Corporate archaeology and the “insanity of retention policies”
Pete Warden (Aug. 14) is reminded of Dickens’ line about the great purpose of the law being to make business for itself, even as it gives everyone else reason to vandalize potentially invaluable data:
…Retention policy is a euphemism for deletion policy. Emails over a certain age are deleted, even from backups, usually after 6 or 12 months. The sole reason for this is so that if you’re sued, you aren’t able to hand over older documents, and there’s no question that you deleted them specifically out of a guilty conscience, it’s just your blanket policy. …
There’s no good technical reason for deleting old emails. You’ve made those backup tapes, it’s actually more work to make sure that old ones are destroyed. …

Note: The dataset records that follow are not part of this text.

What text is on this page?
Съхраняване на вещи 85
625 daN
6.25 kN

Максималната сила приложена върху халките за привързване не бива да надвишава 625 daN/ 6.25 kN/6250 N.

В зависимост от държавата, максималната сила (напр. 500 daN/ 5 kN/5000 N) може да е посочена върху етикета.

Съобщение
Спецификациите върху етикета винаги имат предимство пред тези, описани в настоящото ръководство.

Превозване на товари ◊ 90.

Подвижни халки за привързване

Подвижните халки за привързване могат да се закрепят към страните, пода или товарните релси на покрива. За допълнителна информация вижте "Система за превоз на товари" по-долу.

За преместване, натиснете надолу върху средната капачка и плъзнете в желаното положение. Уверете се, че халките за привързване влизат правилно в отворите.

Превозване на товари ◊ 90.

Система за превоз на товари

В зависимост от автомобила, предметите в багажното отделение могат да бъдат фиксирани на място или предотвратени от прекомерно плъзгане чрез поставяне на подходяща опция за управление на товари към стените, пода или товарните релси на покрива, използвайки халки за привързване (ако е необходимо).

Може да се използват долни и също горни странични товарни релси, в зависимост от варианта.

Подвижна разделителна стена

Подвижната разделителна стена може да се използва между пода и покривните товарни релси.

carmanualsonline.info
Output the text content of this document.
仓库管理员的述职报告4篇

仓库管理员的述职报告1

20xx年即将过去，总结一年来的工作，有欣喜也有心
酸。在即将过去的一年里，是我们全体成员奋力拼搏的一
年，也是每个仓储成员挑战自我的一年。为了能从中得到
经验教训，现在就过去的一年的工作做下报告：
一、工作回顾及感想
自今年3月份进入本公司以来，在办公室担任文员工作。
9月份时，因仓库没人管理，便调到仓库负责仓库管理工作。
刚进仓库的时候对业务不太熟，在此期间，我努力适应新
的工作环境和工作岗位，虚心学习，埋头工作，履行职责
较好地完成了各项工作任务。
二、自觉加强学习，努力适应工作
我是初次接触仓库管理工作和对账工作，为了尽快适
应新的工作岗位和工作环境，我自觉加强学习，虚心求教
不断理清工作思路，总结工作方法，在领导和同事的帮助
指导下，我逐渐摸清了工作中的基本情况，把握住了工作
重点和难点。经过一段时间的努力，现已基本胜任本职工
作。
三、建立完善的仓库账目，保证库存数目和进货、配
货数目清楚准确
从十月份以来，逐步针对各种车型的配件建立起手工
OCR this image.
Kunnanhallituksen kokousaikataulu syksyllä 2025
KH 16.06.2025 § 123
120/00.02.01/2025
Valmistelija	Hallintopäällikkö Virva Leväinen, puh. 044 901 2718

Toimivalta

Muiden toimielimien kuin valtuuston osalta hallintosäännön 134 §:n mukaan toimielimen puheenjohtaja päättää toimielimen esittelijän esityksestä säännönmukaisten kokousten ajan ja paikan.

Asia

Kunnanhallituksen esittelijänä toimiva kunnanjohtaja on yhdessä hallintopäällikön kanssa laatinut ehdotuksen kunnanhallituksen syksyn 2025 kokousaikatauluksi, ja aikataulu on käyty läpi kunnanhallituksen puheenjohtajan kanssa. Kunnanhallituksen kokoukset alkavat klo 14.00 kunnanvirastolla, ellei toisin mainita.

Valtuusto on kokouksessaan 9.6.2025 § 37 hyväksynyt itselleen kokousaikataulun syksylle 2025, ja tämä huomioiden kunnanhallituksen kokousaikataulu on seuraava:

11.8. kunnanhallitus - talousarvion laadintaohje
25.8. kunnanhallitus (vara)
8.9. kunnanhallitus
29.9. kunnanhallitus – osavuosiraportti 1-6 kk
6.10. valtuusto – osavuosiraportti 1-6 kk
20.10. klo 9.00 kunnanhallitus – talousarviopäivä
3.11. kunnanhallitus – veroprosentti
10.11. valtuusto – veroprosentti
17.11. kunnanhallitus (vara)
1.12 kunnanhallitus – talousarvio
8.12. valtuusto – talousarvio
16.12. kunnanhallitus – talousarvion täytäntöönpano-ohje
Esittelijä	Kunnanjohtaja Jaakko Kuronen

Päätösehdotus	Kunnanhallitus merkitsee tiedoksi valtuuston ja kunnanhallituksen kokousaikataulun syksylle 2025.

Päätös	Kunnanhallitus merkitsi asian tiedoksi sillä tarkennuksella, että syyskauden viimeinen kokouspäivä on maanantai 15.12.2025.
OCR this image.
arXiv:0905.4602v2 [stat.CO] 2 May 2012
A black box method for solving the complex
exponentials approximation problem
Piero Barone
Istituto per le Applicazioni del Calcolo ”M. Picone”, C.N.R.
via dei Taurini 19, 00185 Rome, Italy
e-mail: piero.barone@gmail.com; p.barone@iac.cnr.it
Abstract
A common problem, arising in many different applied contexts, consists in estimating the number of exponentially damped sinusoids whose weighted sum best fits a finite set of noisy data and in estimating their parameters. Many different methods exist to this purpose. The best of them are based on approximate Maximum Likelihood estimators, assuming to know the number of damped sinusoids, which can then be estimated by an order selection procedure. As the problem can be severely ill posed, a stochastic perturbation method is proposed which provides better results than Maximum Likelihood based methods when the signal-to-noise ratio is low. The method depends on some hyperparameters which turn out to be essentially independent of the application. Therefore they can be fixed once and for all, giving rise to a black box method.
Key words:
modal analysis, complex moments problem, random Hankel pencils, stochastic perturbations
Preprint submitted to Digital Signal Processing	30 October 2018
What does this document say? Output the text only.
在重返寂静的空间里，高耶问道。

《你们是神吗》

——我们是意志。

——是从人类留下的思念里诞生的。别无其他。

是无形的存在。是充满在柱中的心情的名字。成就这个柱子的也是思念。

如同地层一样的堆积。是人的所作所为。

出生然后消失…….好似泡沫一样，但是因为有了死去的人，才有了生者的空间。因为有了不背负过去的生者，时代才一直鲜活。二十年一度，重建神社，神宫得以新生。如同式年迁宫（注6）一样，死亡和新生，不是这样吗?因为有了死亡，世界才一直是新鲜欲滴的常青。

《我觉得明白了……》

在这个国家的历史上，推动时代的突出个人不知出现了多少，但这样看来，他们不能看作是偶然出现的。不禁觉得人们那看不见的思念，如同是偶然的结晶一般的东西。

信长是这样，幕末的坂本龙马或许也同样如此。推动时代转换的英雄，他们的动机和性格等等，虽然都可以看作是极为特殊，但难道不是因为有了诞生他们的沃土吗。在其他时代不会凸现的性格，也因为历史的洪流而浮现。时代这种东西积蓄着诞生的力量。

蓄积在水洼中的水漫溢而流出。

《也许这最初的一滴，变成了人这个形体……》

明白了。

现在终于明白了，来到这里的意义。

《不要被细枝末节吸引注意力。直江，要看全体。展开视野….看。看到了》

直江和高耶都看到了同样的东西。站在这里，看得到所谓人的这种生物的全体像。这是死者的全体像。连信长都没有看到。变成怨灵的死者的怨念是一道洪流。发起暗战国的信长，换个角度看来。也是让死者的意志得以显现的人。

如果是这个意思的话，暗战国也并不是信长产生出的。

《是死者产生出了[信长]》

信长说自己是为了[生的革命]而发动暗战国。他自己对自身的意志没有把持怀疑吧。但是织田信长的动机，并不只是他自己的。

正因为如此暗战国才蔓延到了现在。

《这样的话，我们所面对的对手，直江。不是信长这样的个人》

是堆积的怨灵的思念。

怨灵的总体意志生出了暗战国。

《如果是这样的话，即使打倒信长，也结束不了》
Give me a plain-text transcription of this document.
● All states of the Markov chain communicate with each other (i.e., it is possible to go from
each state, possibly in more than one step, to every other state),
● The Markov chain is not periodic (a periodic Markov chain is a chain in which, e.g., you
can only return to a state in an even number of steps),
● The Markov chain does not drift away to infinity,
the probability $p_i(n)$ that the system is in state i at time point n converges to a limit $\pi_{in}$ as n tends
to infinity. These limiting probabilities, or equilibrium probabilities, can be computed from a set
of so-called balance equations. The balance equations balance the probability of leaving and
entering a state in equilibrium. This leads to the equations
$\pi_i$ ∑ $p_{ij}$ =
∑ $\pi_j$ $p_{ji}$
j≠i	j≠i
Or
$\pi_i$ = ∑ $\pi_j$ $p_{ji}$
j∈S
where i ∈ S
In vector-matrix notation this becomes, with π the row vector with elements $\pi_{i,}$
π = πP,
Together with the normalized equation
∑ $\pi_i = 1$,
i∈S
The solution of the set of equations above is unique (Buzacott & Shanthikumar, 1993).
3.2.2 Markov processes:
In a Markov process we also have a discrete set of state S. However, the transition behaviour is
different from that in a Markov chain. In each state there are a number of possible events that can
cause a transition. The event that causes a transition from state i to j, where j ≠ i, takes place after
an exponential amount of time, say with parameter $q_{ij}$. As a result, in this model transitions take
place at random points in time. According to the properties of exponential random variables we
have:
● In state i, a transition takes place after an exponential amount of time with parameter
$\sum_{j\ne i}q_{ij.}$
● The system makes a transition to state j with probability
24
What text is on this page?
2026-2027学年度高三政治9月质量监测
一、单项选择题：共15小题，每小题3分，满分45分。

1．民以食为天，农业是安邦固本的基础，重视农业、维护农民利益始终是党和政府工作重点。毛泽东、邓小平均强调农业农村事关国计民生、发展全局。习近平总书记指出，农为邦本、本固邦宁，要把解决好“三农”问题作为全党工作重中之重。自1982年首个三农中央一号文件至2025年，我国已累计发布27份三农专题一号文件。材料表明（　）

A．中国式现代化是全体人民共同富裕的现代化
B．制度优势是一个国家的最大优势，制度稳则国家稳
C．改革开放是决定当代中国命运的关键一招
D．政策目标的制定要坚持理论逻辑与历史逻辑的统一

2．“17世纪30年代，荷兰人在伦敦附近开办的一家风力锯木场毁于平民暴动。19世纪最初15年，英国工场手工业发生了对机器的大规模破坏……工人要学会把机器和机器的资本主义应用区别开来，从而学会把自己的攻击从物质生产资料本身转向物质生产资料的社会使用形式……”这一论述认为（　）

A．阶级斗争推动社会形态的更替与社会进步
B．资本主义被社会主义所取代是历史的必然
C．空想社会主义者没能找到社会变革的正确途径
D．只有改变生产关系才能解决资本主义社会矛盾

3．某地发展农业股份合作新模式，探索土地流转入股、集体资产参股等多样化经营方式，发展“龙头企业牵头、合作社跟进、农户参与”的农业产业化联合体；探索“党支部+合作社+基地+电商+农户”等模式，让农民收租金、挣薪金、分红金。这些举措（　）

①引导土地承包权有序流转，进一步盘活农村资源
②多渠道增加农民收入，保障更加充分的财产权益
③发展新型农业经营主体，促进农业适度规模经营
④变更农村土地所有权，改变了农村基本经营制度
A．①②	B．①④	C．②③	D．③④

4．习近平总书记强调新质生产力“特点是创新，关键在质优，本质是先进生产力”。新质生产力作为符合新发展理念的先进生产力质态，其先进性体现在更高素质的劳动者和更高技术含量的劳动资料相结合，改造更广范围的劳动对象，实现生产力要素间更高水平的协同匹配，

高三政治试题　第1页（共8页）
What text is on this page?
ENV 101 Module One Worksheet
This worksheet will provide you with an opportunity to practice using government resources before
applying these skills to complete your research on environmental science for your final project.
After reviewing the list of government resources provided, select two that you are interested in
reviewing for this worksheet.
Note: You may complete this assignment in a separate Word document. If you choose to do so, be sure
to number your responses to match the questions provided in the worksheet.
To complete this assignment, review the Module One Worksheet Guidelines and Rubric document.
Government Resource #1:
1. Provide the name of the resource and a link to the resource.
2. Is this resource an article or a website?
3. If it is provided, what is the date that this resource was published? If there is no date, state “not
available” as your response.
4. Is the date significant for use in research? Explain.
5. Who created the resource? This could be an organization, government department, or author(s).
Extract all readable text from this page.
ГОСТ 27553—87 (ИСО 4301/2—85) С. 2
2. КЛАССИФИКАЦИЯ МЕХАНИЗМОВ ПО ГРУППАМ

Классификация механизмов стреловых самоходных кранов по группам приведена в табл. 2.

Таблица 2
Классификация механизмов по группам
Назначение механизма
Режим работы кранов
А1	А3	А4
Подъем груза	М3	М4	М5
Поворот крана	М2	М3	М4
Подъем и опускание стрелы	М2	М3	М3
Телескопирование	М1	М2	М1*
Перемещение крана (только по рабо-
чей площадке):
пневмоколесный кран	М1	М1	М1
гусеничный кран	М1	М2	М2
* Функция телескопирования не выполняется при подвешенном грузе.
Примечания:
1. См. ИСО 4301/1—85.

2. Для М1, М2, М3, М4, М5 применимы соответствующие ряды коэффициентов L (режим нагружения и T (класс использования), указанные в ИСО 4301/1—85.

Email is the collective memory of an organization, and removing old emails is deliberate corporate amnesia. It’s needed because so many recent court cases have hinged on ‘incriminating’ memos, and with thousands of messages written every day, it’s almost certain that somebody’s dry sarcasm could be painted as deadly serious in front of a jury.
Why does this matter? You’re losing the history of the company. Unless you have explicitly copied them, all those old conversations and attachments you might need to refer back to one day are gone. It’s like putting a back-hoe through an archaeological site, you can never get that information back. Just like archeology, I’m convinced that there will be new techniques in the future that can pull more information out of that data than we can today. Old email should be an asset, not a liability. Unfortunately as long as the legal climate keeps companies terrified of losing the litigation lottery, they’ll keep deleting.